Africa leaders including petroleum industry experts have insisted that Africa will determine how best to balance its development with sustainability, adding that the continent will have to utilize all forms of abundant energy resources to address its energy poverty.

Keynote speakers, government representatives, analysts, industry leaders, and panelists made this known at the Africa Oil Week, held at the Cape Town ICC, which ended on Friday.

They shared the same view insisting that the hardships of energy poverty in Africa are every bit as dangerous as the risks of climate change.

The leaders agreed to a consensus that  Africa is best equipped to determine how it can meet its climate commitments while giving its people access to the energy required to deliver a better future for its people.

H.E. Dr. Amani Abou-Zeid, Commissioner for Infrastructure and Energy for the African Union Commission at one of the sessions during the event said, “We must all remember that more than half of our continent’s people do not have access to modern energy – specifically electricity.

“Africa’s low levels of access to modern energy means that Africa will have to utilize all forms of its abundant energy resources to meet its energy needs.”

Abou-Zaid also noted that the AU was guided by Africa Agenda 2063, a development blueprint that calls for universal access to affordable and reliable energy for both production and household use in Africa.

EnergyDay gathered that the  AU recently adopted the African Common Position on Energy Access and Just Transition, which charts Africa’s development pathways to accelerate universal energy access and transition without compromising its development imperatives.

Rashid Ali Abdallah, Executive Director for the AU’s Africa Energy Commission (AFREC) said, “ Africa’s energy transition was about the continent transitioning from “no energy to energy, to fill the gap of energy access”

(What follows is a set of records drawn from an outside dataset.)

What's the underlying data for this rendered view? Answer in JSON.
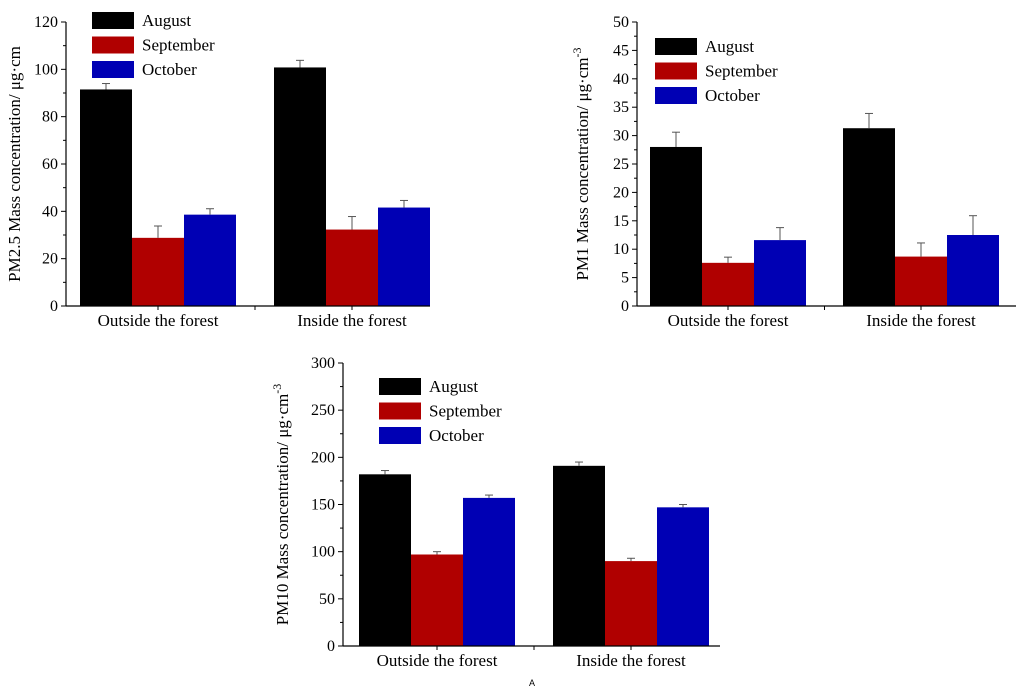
{
  "figure_caption": "A",
  "chart_data": [
    {
      "type": "bar",
      "title": "",
      "xlabel": "",
      "ylabel": "PM2.5 Mass concentration/ μg·cm",
      "categories": [
        "Outside the forest",
        "Inside the forest"
      ],
      "ylim": [
        0,
        120
      ],
      "yticks": [
        0,
        20,
        40,
        60,
        80,
        100,
        120
      ],
      "legend_position": "top-left",
      "series": [
        {
          "name": "August",
          "color": "#000000",
          "values": [
            91.5,
            100.8
          ],
          "errors": [
            2.5,
            3.0
          ]
        },
        {
          "name": "September",
          "color": "#b00000",
          "values": [
            28.8,
            32.3
          ],
          "errors": [
            5.0,
            5.5
          ]
        },
        {
          "name": "October",
          "color": "#0000b4",
          "values": [
            38.6,
            41.6
          ],
          "errors": [
            2.5,
            3.0
          ]
        }
      ]
    },
    {
      "type": "bar",
      "title": "",
      "xlabel": "",
      "ylabel": "PM1 Mass concentration/ μg·cm",
      "ylabel_sup": "-3",
      "categories": [
        "Outside the forest",
        "Inside the forest"
      ],
      "ylim": [
        0,
        50
      ],
      "yticks": [
        0,
        5,
        10,
        15,
        20,
        25,
        30,
        35,
        40,
        45,
        50
      ],
      "legend_position": "top-left",
      "series": [
        {
          "name": "August",
          "color": "#000000",
          "values": [
            28.0,
            31.3
          ],
          "errors": [
            2.6,
            2.6
          ]
        },
        {
          "name": "September",
          "color": "#b00000",
          "values": [
            7.6,
            8.7
          ],
          "errors": [
            1.0,
            2.4
          ]
        },
        {
          "name": "October",
          "color": "#0000b4",
          "values": [
            11.6,
            12.5
          ],
          "errors": [
            2.2,
            3.4
          ]
        }
      ]
    },
    {
      "type": "bar",
      "title": "",
      "xlabel": "",
      "ylabel": "PM10 Mass concentration/ μg·cm",
      "ylabel_sup": "-3",
      "categories": [
        "Outside the forest",
        "Inside the forest"
      ],
      "ylim": [
        0,
        300
      ],
      "yticks": [
        0,
        50,
        100,
        150,
        200,
        250,
        300
      ],
      "legend_position": "top-left",
      "series": [
        {
          "name": "August",
          "color": "#000000",
          "values": [
            182,
            191
          ],
          "errors": [
            4,
            4
          ]
        },
        {
          "name": "September",
          "color": "#b00000",
          "values": [
            97,
            90
          ],
          "errors": [
            3,
            3
          ]
        },
        {
          "name": "October",
          "color": "#0000b4",
          "values": [
            157,
            147
          ],
          "errors": [
            3,
            3
          ]
        }
      ]
    }
  ]
}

“Decarbonisation or aiming to reach zero emissions by 2050 is not fit for the African context.

“Perhaps it’s fit for other regions of the world. For that reason, as Africa, we need to push development and exploration in the oil and gas market,” he noted.

Recall that the AU estimates that more than 600 million Africans live without electricity, while 900 million lack access to clean cooking facilities.

Paul Sinclair, VP of Energy & Director of Government Relations, Africa Oil Week and Green Energy Africa said, “we are delighted to have partnered with the AU this week to ensure we drive regional oil and gas markets in an Afrocentric energy transition.

They all shared that view that a balance between ensuring access to electricity for socio-economic growth and smoothly transitioning to an energy system based on renewable energy sources.